Unpredictable performance: The performance of the same tenant may vary across different nodes, increasing the difficulty of operational troubleshooting.
Possible causes
The O&M personnel manually modified the enable_cgroup parameter for some nodes but did not apply the change uniformly across the entire cluster.
Other unknown reasons.
Solution
Confirm the alert information: Locate the specific cluster based on the cluster name (ob_cluster_name) in the alert.
View the current cgroup configuration: On the OCP console, open the overview page of the corresponding cluster to view the cluster-level cgroup configuration status. You can also query the parameter values of each node via SQL:
SHOW PARAMETERS LIKE 'enable_cgroup';Identify the nodes with inconsistent values.
Unified cgroup configuration:
Method 1 (recommended): Use the cluster parameter management feature in the OCP console to uniformly modify the enable_cgroup parameter for all nodes, ensuring consistent configurations across the cluster.

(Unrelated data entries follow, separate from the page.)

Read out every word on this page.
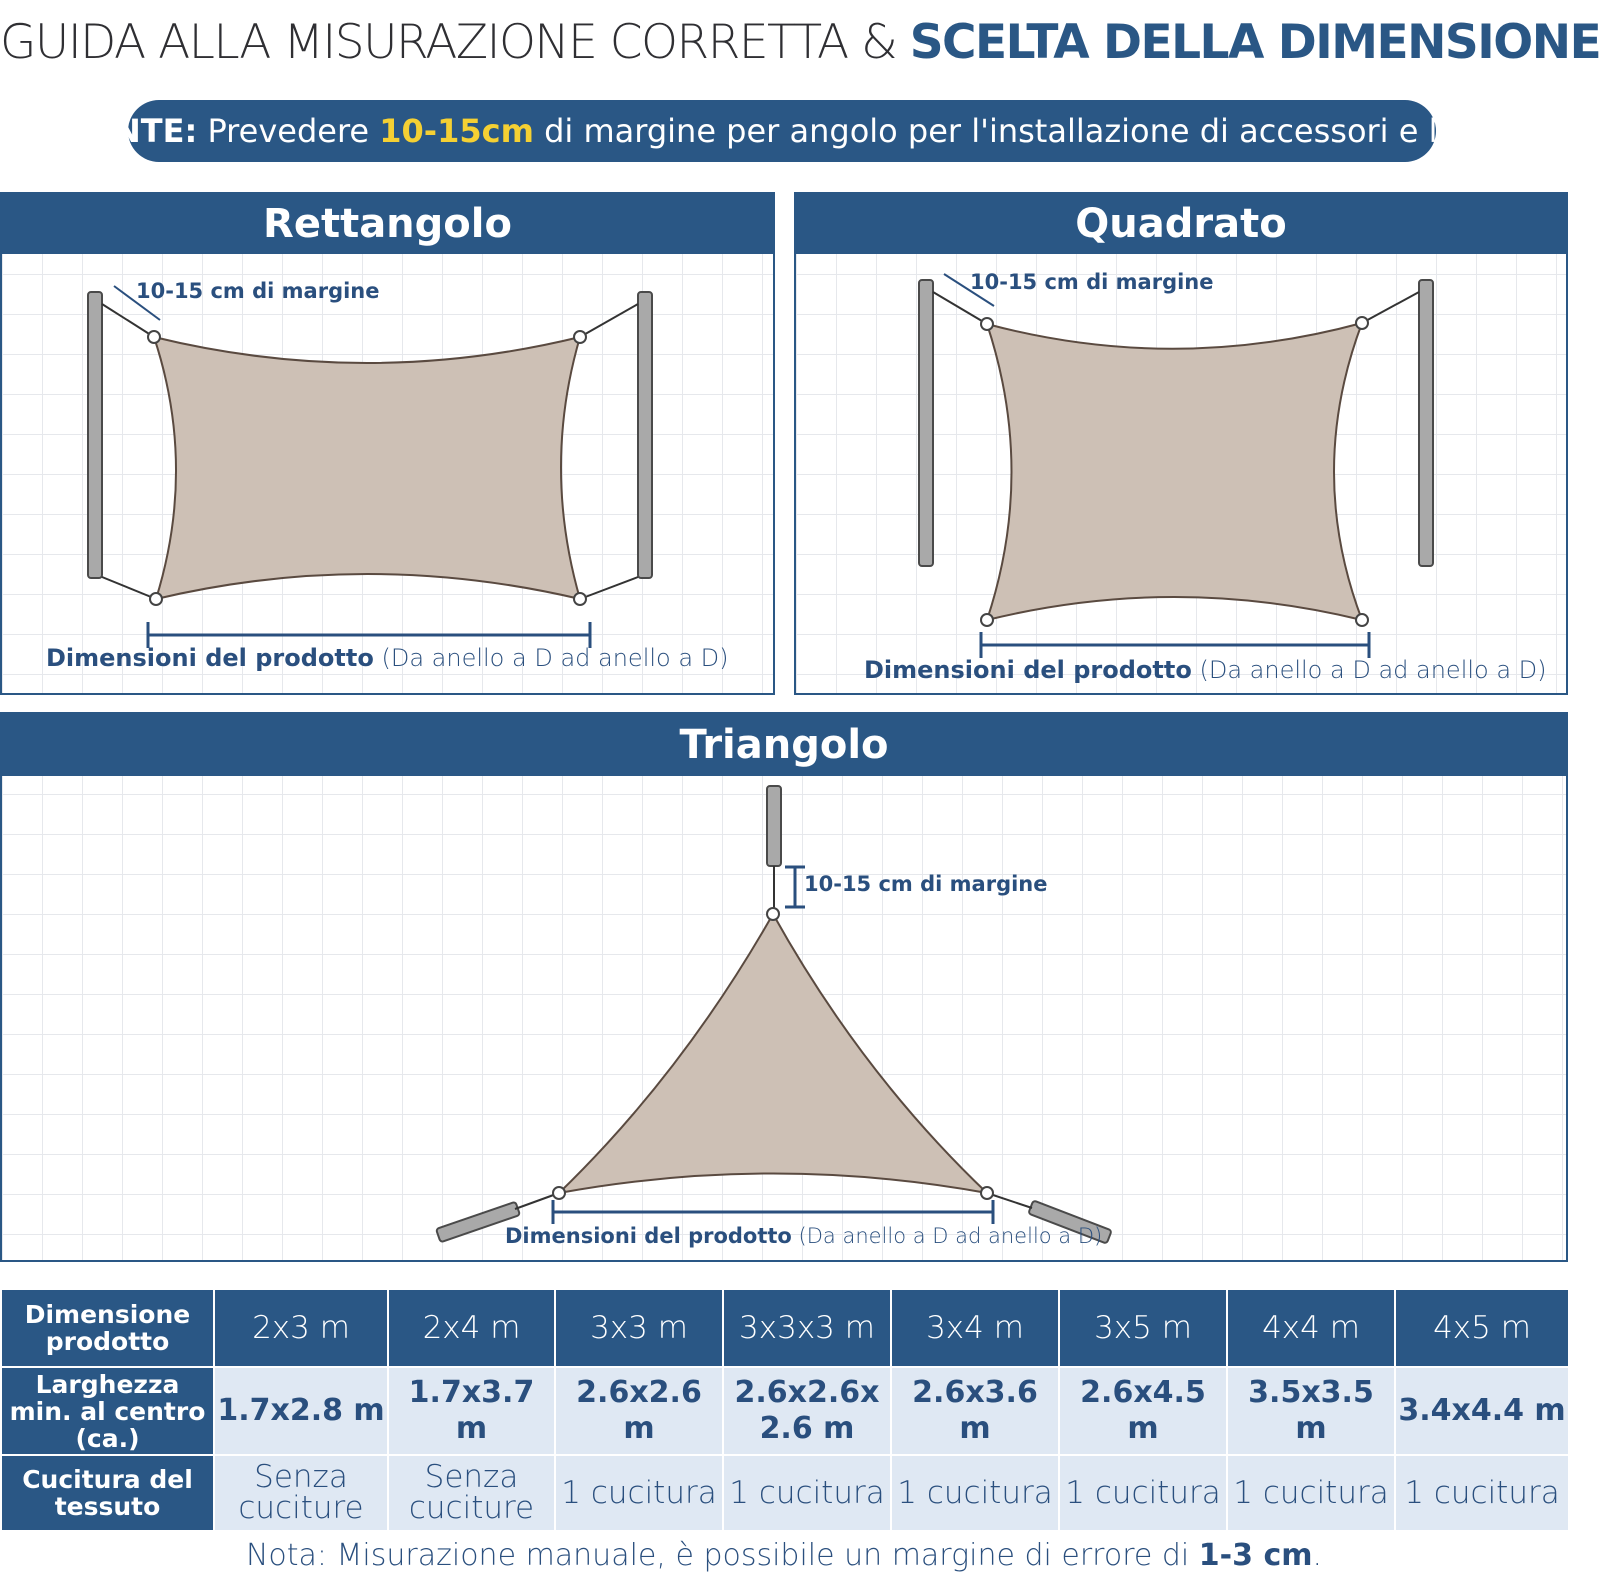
GUIDA ALLA MISURAZIONE CORRETTA & SCELTA DELLA DIMENSIONE
NTE: Prevedere 10-15cm di margine per angolo per l'installazione di accessori e lo
Rettangolo
10-15 cm di margine
Dimensioni del prodotto (Da anello a D ad anello a D)
Quadrato
10-15 cm di margine
Dimensioni del prodotto (Da anello a D ad anello a D)
Triangolo
10-15 cm di margine
Dimensioni del prodotto (Da anello a D ad anello a D)
Dimensione prodotto	2x3 m	2x4 m	3x3 m	3x3x3 m	3x4 m	3x5 m	4x4 m	4x5 m
Larghezza min. al centro (ca.)	1.7x2.8 m	1.7x3.7 m	2.6x2.6 m	2.6x2.6x 2.6 m	2.6x3.6 m	2.6x4.5 m	3.5x3.5 m	3.4x4.4 m
Cucitura del tessuto	Senza cuciture	Senza cuciture	1 cucitura	1 cucitura	1 cucitura	1 cucitura	1 cucitura	1 cucitura
Nota: Misurazione manuale, è possibile un margine di errore di 1-3 cm.
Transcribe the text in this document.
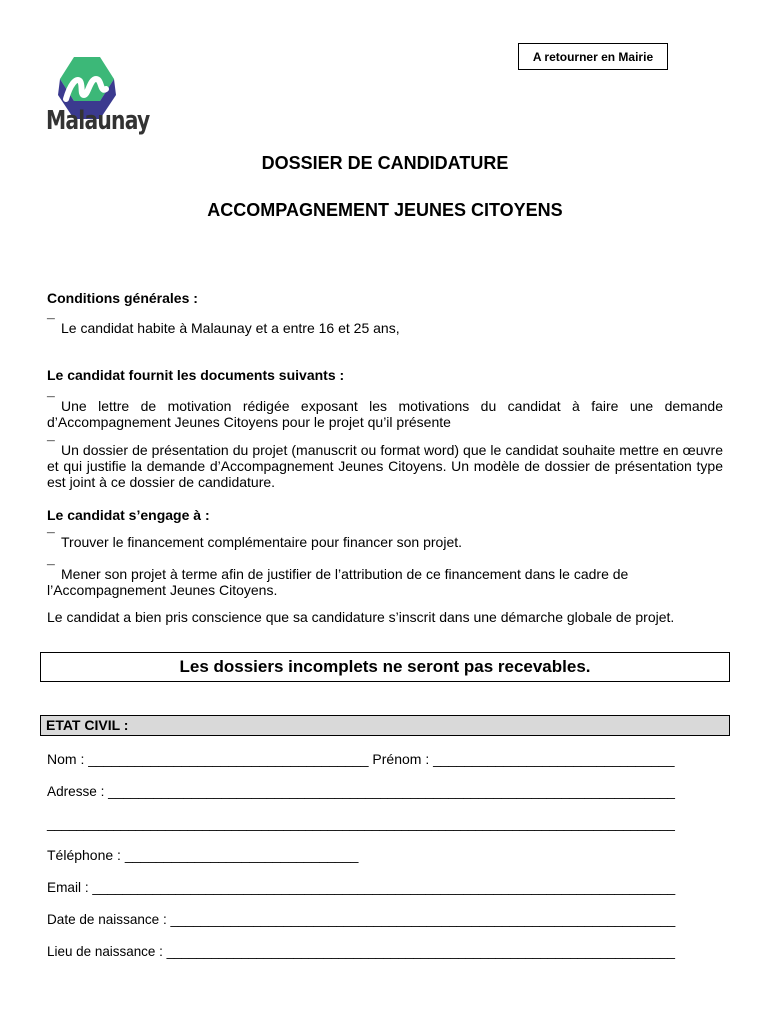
Malaunay
A retourner en Mairie
DOSSIER DE CANDIDATURE
ACCOMPAGNEMENT JEUNES CITOYENS
Conditions générales :
¯ Le candidat habite à Malaunay et a entre 16 et 25 ans,
Le candidat fournit les documents suivants :
¯ Une lettre de motivation rédigée exposant les motivations du candidat à faire une demande d’Accompagnement Jeunes Citoyens pour le projet qu’il présente
¯ Un dossier de présentation du projet (manuscrit ou format word) que le candidat souhaite mettre en œuvre et qui justifie la demande d’Accompagnement Jeunes Citoyens. Un modèle de dossier de présentation type est joint à ce dossier de candidature.
Le candidat s’engage à :
¯ Trouver le financement complémentaire pour financer son projet.
¯ Mener son projet à terme afin de justifier de l’attribution de ce financement dans le cadre de l’Accompagnement Jeunes Citoyens.
Le candidat a bien pris conscience que sa candidature s’inscrit dans une démarche globale de projet.
Les dossiers incomplets ne seront pas recevables.
ETAT CIVIL :
Nom : ____________________________________ Prénom : _______________________________
Adresse : ___________________________________________________________________________
_____________________________________________________________________________________
Téléphone : ______________________________
Email : _____________________________________________________________________________
Date de naissance : ___________________________________________________________________
Lieu de naissance : ____________________________________________________________________
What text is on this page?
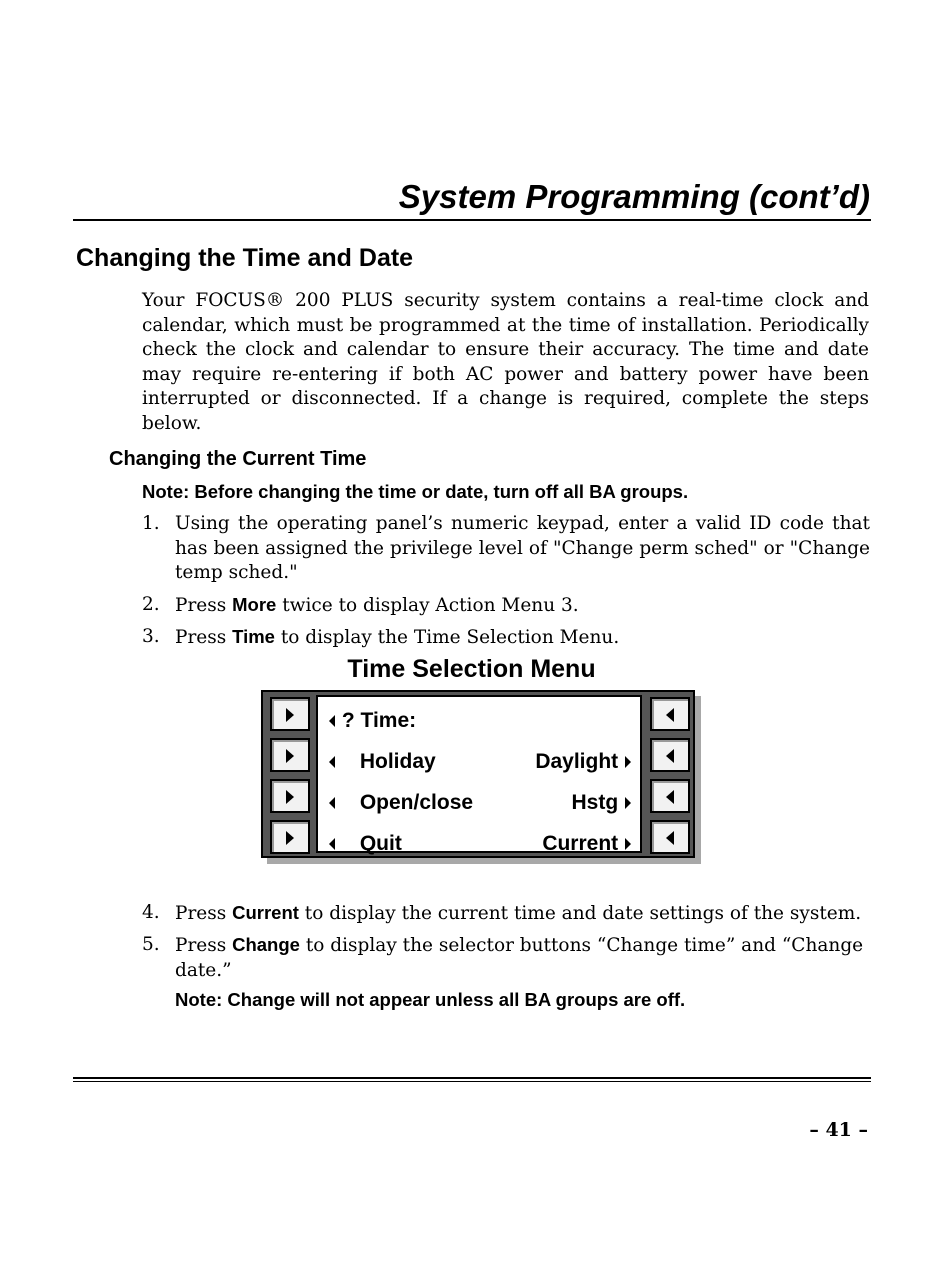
System Programming (cont’d)
Changing the Time and Date

Your FOCUS® 200 PLUS security system contains a real-time clock and calendar, which must be programmed at the time of installation. Periodically check the clock and calendar to ensure their accuracy. The time and date may require re-entering if both AC power and battery power have been interrupted or disconnected. If a change is required, complete the steps below.

Changing the Current Time
Note: Before changing the time or date, turn off all BA groups.
1. Using the operating panel’s numeric keypad, enter a valid ID code that has been assigned the privilege level of "Change perm sched" or "Change temp sched."
2. Press More twice to display Action Menu 3.
3. Press Time to display the Time Selection Menu.
Time Selection Menu
? Time:
Holiday	Daylight
Open/close	Hstg
Quit	Current
4. Press Current to display the current time and date settings of the system.
5. Press Change to display the selector buttons “Change time” and “Change date.”
Note: Change will not appear unless all BA groups are off.
– 41 –
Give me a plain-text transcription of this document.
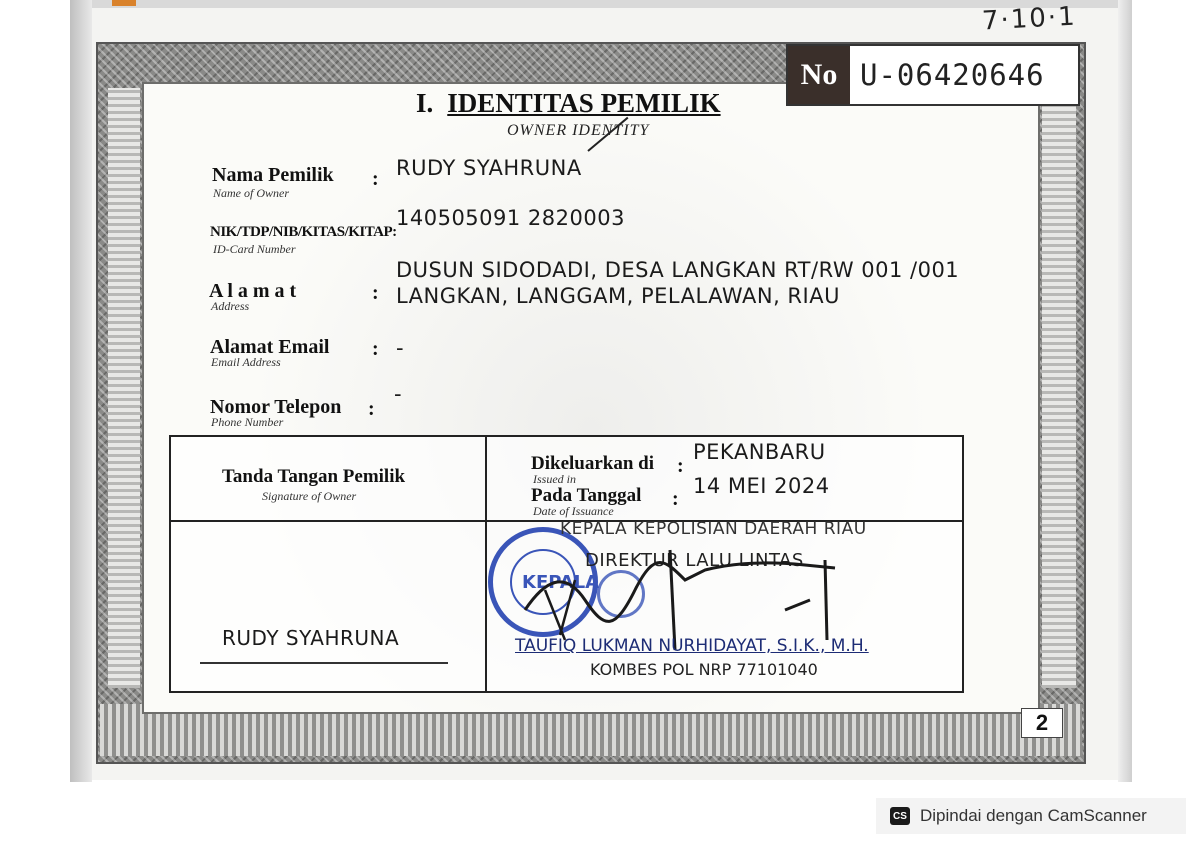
7·10·1
No U-06420646
I. IDENTITAS PEMILIK
OWNER IDENTITY
Nama Pemilik
Name of Owner
: RUDY SYAHRUNA
NIK/TDP/NIB/KITAS/KITAP:
ID-Card Number
140505091 2820003
A l a m a t
Address
:
DUSUN SIDODADI, DESA LANGKAN RT/RW 001 /001
LANGKAN, LANGGAM, PELALAWAN, RIAU
Alamat Email
Email Address
: -
Nomor Telepon
Phone Number
:
-
Tanda Tangan Pemilik
Signature of Owner
Dikeluarkan di
Issued in
:
PEKANBARU
Pada Tanggal
Date of Issuance
:
14 MEI 2024
KEPALA
KEPALA KEPOLISIAN DAERAH RIAU
DIREKTUR LALU LINTAS
TAUFIQ LUKMAN NURHIDAYAT, S.I.K., M.H.
KOMBES POL NRP 77101040
RUDY SYAHRUNA
2
CS Dipindai dengan CamScanner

Method 2: Set the parameter globally at the cluster level using SQL commands:
ALTER SYSTEM SET enable_cgroup = 'True';or
ALTER SYSTEM SET enable_cgroup = 'False';
Refresh the cluster overview: After making the modifications, refresh the overview page of the corresponding cluster in OCP to confirm that the cgroup values are unified.
Verify the fix result: After the fix, wait for the next detection cycle (60 seconds) and observe whether the alert is automatically cleared. If the configurations are consistent, the alert will be automatically cleared within the clearance cycle (300 seconds).